Il nuovo scenario prevede per i lavoratori autonomi e le imprese individuali:
- l’estensione del regime forfettario con l’aliquota del 15% con ricavi inferiori a 65 mila euro
- l’introduzione di un regime sostitutivo con una aliquota del 20% con ricavi compresi tra 65 mila e 100 mila euro
Dette misure comportano nel quadro generale una riduzione del prelievo pari a 1,9 miliardi nel 2020 e 2,5 a regime
Mentre nel quadro fiscale delle società (capitali e persone) e gli altri soggetti esclusi dai regimi precedenti è prevista la riduzione del prelievo di 9 punti percentuali della aliquota di imposta su una parte del reddito imponibile (corrispondente a circa 1,9 miliardi nel 2020, 1,8 nel 2021 e 2,2 nel 2022.
Per tutte le imprese è confermato per il 2019, in misura più limitata rispetto agli anni precedenti, il beneficio del cosiddetto iperammortamento (0,4 miliardi nel 2020 e 0,7 nel 2021).
Ecco il quadro degli interventi che incidono sulla tassazione delle imprese, correlata alla tipologia dell’impresa:
La neutralità fiscale nella scelta della forma giuridica dell’impresa che si voleva assicurare con l’IRI con la sua abrogazione viene meno.
Alla luce dei regimi introdotti dal 2019 si delinea una specifica tassazione che tiene conto dal un alto della tipologia di impresa, dall’altro delle dimensioni della stessa.
Più precisamente abbiamo adesso le seguenti tassazioni disposte:
- il regime progressivo dell’Irpef a cui sono soggette le imprese individuali in contabilità ordinaria e le società di persone
- il regime proporzionale dell’Ires (a cui sono sottoposte le società di capitali)
- un ulteriore regime proporzionale per i soggetti persone fisiche ammessi al regime forfettario e alla imposta sostitutiva (imprese individuali e lavoratori autonomi)
La legge di bilancio 2019 ha poi introdotto altre 2 novità che nelle valutazioni ufficiali dovrebbero garantire gettiti crescenti e precisamente:
- la nuova web tax: per cui si prevede da 0,15 miliardi del 2019 a 0,6 a decorrere dall’anno successivo
- l’abrogazione della aliquota agevolata IRES per alcuni Enti che svolgono attività sociali, culturali e attività a fini solidaristici, nonché nei confronti degli istituti autonomi per le case popolari. Da questa misura si attendono 0,1 miliardi nel 2019 e 0,2 miliardi a partire dal 2020.

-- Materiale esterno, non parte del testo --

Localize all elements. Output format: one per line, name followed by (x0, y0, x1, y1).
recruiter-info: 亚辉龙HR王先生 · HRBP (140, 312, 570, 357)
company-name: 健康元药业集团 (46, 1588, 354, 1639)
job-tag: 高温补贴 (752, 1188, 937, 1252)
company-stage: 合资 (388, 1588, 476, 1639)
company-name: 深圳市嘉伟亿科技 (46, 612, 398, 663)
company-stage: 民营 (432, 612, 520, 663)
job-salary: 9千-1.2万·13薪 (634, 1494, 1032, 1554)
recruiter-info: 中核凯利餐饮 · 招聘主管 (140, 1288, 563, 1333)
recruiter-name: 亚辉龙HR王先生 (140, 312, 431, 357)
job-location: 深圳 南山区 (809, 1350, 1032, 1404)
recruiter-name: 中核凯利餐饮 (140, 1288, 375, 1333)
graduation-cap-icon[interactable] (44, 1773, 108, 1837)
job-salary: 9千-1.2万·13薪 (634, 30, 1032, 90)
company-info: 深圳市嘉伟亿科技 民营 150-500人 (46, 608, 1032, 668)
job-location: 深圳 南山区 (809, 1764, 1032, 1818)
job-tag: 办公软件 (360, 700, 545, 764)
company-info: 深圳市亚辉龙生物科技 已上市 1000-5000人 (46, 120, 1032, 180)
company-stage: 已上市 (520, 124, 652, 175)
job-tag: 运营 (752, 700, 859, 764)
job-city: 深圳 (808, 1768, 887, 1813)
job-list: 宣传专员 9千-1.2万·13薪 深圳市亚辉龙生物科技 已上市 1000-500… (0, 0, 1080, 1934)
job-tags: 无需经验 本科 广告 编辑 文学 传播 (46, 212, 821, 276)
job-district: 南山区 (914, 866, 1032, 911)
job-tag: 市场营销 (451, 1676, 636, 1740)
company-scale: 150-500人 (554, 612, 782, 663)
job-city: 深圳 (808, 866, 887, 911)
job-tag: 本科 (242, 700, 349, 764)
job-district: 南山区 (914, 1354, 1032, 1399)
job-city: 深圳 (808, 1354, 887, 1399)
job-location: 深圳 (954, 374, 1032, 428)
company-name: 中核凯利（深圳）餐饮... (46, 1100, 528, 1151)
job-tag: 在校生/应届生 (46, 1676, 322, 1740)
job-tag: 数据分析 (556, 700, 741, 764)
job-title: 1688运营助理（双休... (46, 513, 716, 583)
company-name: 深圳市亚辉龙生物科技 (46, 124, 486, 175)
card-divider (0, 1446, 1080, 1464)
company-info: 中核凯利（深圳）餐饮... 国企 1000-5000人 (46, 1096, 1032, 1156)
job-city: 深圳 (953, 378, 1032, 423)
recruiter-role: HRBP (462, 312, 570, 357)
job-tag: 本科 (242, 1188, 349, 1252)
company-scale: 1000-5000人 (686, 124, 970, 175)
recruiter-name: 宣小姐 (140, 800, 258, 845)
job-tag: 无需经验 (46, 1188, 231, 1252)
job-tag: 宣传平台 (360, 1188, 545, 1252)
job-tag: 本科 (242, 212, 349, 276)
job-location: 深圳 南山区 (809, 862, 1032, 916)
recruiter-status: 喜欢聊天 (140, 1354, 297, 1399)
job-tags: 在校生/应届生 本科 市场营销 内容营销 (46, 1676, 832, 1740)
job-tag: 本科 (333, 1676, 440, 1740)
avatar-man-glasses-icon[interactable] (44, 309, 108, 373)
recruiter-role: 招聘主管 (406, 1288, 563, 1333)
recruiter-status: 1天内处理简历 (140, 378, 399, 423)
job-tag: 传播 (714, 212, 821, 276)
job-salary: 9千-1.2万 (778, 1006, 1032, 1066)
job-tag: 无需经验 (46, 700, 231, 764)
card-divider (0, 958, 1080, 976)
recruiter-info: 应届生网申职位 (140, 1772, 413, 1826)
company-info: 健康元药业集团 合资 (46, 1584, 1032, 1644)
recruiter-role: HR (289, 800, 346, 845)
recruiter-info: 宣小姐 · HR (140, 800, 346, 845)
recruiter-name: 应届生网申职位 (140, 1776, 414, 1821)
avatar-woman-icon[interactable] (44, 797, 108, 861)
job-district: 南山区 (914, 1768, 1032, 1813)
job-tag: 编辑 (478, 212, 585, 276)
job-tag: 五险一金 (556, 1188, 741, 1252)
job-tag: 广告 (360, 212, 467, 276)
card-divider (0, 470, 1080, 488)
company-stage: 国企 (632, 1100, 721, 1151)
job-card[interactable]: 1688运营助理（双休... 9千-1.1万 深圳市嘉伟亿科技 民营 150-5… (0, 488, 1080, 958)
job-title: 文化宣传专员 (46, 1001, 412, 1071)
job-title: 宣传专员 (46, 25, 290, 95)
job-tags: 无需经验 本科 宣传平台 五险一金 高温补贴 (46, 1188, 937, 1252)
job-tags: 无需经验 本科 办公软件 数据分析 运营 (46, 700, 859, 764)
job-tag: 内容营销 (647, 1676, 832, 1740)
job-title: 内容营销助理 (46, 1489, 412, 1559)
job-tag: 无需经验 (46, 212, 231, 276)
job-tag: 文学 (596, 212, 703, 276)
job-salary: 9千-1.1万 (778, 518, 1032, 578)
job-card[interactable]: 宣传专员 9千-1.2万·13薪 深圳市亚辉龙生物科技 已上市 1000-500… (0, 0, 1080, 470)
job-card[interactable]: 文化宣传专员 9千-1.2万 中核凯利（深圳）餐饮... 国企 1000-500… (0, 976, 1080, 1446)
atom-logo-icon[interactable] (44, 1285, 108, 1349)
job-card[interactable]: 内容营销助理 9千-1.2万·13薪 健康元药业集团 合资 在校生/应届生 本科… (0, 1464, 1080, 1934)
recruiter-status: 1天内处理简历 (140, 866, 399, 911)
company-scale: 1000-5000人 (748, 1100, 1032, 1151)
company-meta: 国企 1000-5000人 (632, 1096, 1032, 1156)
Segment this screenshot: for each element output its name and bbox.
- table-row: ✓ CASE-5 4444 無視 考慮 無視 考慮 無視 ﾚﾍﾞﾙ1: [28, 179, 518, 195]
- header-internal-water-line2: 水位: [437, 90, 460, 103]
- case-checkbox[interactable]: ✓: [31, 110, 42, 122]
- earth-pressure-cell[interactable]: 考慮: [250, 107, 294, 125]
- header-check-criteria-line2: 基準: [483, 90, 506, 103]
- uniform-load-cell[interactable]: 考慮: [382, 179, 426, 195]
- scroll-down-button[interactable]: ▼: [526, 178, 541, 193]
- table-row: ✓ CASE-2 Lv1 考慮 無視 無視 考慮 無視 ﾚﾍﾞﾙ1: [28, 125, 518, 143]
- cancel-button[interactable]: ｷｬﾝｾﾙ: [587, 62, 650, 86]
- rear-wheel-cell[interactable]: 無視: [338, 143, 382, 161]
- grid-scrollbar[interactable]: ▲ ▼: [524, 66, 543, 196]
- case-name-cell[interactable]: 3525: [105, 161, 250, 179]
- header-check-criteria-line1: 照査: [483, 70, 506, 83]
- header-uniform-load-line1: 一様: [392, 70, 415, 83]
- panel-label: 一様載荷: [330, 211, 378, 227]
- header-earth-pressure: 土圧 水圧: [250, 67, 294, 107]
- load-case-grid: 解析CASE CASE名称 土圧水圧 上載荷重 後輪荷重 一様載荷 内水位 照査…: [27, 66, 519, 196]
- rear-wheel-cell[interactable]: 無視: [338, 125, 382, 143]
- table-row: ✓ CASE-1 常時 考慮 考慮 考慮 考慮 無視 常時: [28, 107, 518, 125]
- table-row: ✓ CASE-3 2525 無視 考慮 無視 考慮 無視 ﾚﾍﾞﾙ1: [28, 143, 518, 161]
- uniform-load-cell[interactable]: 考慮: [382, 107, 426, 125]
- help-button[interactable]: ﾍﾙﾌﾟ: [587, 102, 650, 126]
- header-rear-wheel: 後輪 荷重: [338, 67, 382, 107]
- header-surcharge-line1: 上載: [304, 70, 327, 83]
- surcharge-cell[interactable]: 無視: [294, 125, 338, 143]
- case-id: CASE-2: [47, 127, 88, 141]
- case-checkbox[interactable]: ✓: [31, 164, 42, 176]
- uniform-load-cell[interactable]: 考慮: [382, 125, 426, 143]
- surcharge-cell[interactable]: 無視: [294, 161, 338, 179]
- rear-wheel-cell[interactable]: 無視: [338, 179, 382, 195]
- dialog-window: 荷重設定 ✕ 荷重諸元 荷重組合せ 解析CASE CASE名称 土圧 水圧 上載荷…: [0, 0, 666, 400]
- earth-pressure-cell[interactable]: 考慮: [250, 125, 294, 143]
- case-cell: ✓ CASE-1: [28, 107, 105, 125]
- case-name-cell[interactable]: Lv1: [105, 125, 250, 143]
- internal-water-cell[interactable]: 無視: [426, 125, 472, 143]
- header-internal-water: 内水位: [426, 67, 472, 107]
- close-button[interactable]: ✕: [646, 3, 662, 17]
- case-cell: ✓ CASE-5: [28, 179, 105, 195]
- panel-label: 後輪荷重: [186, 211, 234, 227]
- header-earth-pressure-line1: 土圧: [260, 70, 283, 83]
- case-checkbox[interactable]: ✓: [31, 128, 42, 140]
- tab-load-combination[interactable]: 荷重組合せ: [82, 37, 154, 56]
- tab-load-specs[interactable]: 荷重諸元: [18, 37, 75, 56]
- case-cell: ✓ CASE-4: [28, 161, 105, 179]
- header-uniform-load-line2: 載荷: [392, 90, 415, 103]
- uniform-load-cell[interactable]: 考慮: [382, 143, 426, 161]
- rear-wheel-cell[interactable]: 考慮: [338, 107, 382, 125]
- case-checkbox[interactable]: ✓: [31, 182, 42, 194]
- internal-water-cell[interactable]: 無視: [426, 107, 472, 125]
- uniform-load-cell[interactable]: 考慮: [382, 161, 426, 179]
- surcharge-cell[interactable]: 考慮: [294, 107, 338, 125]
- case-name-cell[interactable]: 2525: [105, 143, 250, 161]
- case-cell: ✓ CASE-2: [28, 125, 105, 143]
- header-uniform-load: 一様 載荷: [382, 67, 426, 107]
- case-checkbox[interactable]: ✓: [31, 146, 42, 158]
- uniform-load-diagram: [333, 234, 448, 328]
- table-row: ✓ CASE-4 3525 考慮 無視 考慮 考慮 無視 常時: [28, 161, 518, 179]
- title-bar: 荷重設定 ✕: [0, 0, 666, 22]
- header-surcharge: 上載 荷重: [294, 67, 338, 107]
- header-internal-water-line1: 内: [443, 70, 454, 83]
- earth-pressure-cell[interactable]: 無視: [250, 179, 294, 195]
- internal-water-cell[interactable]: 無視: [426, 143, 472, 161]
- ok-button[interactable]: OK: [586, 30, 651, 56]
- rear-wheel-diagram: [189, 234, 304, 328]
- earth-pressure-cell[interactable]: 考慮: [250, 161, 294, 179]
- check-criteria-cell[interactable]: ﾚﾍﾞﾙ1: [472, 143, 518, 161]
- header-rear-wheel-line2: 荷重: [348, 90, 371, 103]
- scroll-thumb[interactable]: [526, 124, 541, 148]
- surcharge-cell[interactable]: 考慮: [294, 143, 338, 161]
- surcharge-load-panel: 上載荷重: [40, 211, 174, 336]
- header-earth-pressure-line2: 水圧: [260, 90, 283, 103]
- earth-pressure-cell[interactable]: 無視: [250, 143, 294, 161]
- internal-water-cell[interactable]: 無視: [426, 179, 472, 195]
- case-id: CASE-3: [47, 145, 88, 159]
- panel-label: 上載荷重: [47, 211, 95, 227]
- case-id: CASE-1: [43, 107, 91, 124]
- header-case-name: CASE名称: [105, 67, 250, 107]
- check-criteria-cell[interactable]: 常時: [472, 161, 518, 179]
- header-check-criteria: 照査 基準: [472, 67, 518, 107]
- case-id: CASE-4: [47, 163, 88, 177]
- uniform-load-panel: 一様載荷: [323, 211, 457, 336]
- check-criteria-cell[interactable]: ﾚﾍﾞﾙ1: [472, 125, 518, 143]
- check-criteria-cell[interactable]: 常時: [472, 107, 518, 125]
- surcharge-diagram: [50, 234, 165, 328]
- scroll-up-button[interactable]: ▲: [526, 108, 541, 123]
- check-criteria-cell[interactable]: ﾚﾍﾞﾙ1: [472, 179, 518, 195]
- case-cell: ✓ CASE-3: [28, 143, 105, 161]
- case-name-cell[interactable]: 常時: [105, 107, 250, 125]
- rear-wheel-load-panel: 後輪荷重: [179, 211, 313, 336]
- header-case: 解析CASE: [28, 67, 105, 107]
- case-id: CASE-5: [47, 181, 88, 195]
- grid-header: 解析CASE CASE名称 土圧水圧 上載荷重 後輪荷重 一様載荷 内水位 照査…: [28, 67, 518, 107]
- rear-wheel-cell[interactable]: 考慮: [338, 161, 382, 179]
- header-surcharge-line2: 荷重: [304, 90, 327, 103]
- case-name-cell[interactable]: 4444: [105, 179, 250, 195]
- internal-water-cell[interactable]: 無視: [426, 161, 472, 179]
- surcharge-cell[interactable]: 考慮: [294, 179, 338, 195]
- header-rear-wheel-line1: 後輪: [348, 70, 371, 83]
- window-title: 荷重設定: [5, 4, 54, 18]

Se si considerano l’insieme delle misure introdotte dalla Manovra sul reddito di impresa per società di persone e sulle società di capitali si possono fare alcune considerazioni generali:
a) incentivi tributari correlati alla dimensione, composizione del capitale di impresa e scelta delle fonti di finanziamento:
- l’incentivo alla capitalizzazione delle imprese (ACE) è sostituito in linea generale con il nuovo regime della aliquota agevolata con un incentivo ai nuovi investimenti e alla occupazione incrementale
- l’obiettivo di neutralità tributaria sulla scelta delle fonti di finanziamento, perseguita e ottenuta grazie all’ACE, adesso lascia il posto a un nuovo ordine di preferenza delle fonti a favore dell’autofinanziamento .
b) ci sono degli incentivi alla crescita, ma non per tutte le imprese
c) gli imprenditori individuali con ricavi superiori ai 100 mila euro e le società di persone sembrerebbero scontare la maggiore penalizzazione nel nuovo disegno di imposizione. Ciò in considerazione del fatto che l’estensione al nuovo regime forfettario dispone per chi supera tale soglia che di reddito continua a essere tassato con l’applicazione della progressività dell’Irpef. Come noto, poi le imprese individuali, i lavoratori autonomi e le società di persone con l’abolizione dell’Iri non potranno godere del regime agevolato per la quota di reddito non distribuito.